Samba has released software updates to fix four vulnerabilities in multiple Samba software products. Two of the issues are related to Kerberos Elevation of Privilege vulnerabilities and another a NetLogon flaw that Microsoft patched in November.
A remote attacker could take advantage of these vulnerabilities and exploit impacted systems.
High risk Samba flaws
Samba patched 4 High severity vulnerabilities:
- CVE-2022-38023: RC4/HMAC-MD5 NetLogon Secure Channel is weak and should be avoided (CVSS 8.1)
- CVE-2022-37966: rc4-hmac Kerberos session keys issued to modern servers (CVSS 8.1)
- CVE-2022-37967: Kerberos constrained delegation ticket forgery possible against Samba AD DC (CVSS 7.2)

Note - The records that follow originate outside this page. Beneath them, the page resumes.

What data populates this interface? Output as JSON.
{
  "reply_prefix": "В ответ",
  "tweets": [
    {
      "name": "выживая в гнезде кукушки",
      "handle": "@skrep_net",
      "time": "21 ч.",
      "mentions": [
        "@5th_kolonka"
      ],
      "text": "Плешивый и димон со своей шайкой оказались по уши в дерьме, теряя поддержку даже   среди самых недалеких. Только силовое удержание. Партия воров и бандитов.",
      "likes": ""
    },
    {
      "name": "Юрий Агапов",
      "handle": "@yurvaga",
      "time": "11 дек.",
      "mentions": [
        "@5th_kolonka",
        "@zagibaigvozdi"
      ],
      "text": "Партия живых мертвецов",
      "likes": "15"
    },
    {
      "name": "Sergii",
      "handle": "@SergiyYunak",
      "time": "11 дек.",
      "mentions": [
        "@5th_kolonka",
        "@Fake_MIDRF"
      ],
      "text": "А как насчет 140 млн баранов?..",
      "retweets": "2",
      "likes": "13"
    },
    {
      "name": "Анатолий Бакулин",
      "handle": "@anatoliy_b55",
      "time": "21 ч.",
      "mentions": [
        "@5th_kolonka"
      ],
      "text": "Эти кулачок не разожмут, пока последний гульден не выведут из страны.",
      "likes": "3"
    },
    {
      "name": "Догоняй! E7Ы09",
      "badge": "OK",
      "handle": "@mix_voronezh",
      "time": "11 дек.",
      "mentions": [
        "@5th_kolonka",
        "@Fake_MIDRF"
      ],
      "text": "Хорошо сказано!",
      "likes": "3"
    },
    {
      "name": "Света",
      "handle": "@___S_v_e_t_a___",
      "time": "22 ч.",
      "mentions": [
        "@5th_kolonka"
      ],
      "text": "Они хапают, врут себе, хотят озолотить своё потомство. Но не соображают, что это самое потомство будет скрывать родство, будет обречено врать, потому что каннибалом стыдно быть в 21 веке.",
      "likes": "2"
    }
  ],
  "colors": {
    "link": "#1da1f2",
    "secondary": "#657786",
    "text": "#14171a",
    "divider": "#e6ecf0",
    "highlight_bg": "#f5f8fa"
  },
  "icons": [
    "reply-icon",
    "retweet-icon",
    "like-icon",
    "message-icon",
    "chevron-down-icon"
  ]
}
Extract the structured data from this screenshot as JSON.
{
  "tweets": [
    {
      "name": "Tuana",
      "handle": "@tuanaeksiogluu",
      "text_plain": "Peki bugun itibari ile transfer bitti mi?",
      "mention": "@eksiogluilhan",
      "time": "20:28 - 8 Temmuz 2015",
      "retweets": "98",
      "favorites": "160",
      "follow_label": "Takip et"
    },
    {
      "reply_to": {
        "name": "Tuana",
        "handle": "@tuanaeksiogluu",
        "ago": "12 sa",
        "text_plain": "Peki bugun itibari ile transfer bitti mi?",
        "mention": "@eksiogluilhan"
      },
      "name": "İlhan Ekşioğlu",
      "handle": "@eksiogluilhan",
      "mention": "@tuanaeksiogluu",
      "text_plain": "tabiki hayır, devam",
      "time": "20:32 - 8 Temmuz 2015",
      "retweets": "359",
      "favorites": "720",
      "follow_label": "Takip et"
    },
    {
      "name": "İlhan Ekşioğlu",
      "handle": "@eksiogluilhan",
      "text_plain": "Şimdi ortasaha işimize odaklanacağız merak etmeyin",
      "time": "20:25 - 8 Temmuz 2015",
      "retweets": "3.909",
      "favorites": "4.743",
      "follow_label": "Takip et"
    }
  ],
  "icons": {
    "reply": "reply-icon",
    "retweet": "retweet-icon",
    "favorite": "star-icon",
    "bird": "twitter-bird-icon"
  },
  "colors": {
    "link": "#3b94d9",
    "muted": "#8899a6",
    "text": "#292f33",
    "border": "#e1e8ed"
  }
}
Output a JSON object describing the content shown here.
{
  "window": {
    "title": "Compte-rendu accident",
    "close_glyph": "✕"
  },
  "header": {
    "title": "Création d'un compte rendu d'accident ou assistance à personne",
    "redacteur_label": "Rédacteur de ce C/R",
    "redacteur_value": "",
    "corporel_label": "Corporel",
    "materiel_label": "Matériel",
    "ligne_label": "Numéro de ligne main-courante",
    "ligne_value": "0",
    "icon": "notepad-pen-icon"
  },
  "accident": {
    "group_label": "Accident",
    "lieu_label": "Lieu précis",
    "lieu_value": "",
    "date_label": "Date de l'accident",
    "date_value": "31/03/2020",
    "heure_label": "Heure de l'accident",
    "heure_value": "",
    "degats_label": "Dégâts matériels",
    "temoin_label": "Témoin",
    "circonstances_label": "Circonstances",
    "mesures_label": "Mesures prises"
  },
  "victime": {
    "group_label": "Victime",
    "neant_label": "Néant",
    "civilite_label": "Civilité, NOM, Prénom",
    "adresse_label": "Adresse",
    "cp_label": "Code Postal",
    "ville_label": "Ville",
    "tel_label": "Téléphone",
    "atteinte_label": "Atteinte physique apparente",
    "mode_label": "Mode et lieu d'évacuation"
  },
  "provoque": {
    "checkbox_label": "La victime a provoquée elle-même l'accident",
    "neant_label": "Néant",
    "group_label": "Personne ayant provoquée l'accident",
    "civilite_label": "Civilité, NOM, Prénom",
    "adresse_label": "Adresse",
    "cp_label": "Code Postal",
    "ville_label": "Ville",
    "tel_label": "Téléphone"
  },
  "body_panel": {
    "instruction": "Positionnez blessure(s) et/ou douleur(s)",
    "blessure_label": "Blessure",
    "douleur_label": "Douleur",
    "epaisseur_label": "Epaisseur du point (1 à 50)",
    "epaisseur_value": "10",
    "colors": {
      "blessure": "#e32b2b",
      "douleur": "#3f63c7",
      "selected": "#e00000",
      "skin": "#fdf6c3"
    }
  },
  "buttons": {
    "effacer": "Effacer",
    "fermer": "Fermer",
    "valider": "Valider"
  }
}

- CVE-2022-45141: Samba AD DC using Heimdal can be forced to issue rc4-hmac encrypted Kerberos tickets (CVSS 8.1).
Of note, Samba issued a response to Microsoft’s Netlogon RPC Elevation of Privilege vulnerability CVE-2022-38023 (released in November 8, 2022):
“Following RFC8429 and as has been published for CVE-2022-3938, rc4-hmac (also known as arcfour-hmac-md5) cryptography in Kerberos is weak, then it follows that the RC4 mode in the NETLOGON Secure Channel (DCE/RPC bulk encryption) is also weak, as they are the same cipher (essentially).”
“The weakness on NetLogon Secure channel is that the secure checksum is calculated as HMAC-MD5(MD5(DATA),KEY), meaning that an active attacker knowing the plaintext data could create a different chosen DATA, with the same MD5 checksum, and substitute it into the data stream without being detected,” Samba added.
The Samba advisories for CVE-2022-37966 and CVE-2022-37967 also are in response to Microsoft’s release of Windows Kerberos Elevation of Privilege vulnerabilities as part of November’s patch Tuesday.